Nesse aspecto, as novas ferramentas podem preencher lacunas que vão além das capacidades cognitivas humanas, abrindo portas para a exploração de possibilidades inexploradas. Portanto, o desafio reside em não apenas automatizar tarefas existentes, mas em identificar como a IA pode potencializar a criatividade e viabilizar o que transcende as habilidades puramente humanas. Um desafio que exige ousadia e apetite por exploração.

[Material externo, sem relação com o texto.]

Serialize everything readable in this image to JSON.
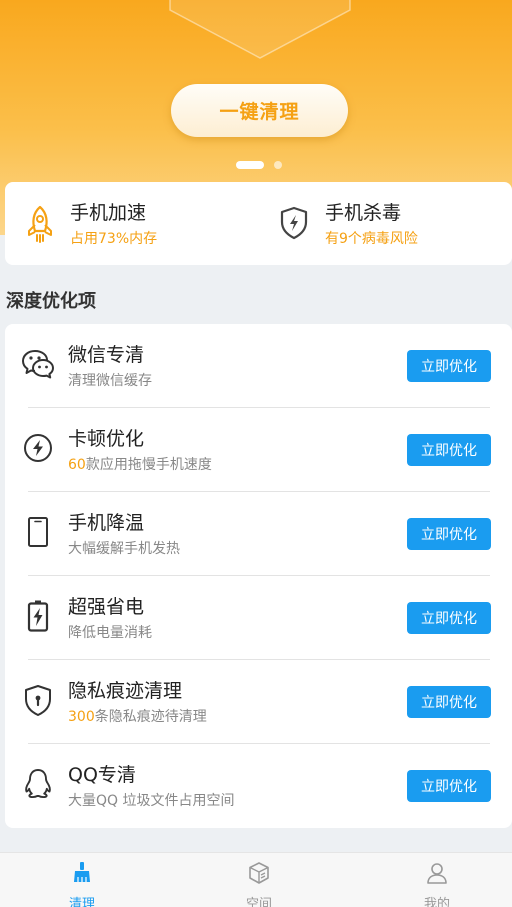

Quando discutimos o aumento da produtividade e eficiência, é inevitável que as pessoas reajam pensando que isso resultará em perda de empregos, e, de fato, esse é um risco se os investimentos de IA forem unicamente nessa direção. Por outro lado, quando abordamos IA pensando na transformação do trabalho e explorando como verdadeira oportunidade de inovação, as pessoas começam a enxergar novas oportunidades para se adaptar e encontrar novos caminhos, e aqui nasce o potencial para criação e não eliminação de empregos.
Conforme indicado por um recente relatório sobre o futuro do trabalho elaborado pelo World Economic Forum, espera-se que, nos próximos cinco anos, até um quarto das funções laborais passem por mudanças significativas, o que corresponde a cerca de 23% dos empregos.
As projeções revelam que, de acordo com 803 empresas participantes do estudo, estimam-se a criação de 69 milhões de novas vagas de emprego, porém, também a eliminação de 83 milhões de empregos, resultando em uma redução
líquida de 14 milhões de postos de trabalho, o equivalente a 2% da força de trabalho atual.
Transformação das estruturas nas organizações
Um outro aspecto importante a se destacar é sobre o impacto que a crescente integração da IA causará na rotina de trabalho e, consequentemente, na estrutura organizacional das empresas. Por exemplo, na última década vimos muitas empresas se estruturarem em volta de squads (times ágeis), organizarem o trabalho com backlogs (lista ordenada de entregas) e trabalharem em sprints (ciclos curtos de entrega).
Essa estratégia foi primariamente moldada para promover a integração do trabalho das pessoas dentro de times e acelerar o feedback humano, e à medida que a IA desempenha um papel cada vez mais significativo no cotidiano dessas pessoas torna-se essencial desafiar essa estrutura e avaliar alternativas plausíveis. Seria ingênuo acreditar que é possível usufruir de todo o potencial da IA organizando pessoas e seus trabalhos da mesma forma que fazíamos no início do século, quando IA ainda não era uma realidade.
O ponto crucial a ser enfatizado é que para ir além da 'Boring AI' as empresas não deveriam resistir à necessidade de reformular suas estruturas e estratégias diante dessa iminente transformação, mas sim provocá-las. Em vez de aderir a uma mentalidade de apenas acelerar "mais do mesmo", é essencial que elas busquem ativamente formas de criar algo verdadeiramente novo e transformador através da IA, garantindo, assim, sua relevância e protagonismo nesse novo e imprevisível contexto de negócios.
Alexandre Magno, consultor independente especializado em auxiliar empresas que enfrentam desafios substanciais de transformação.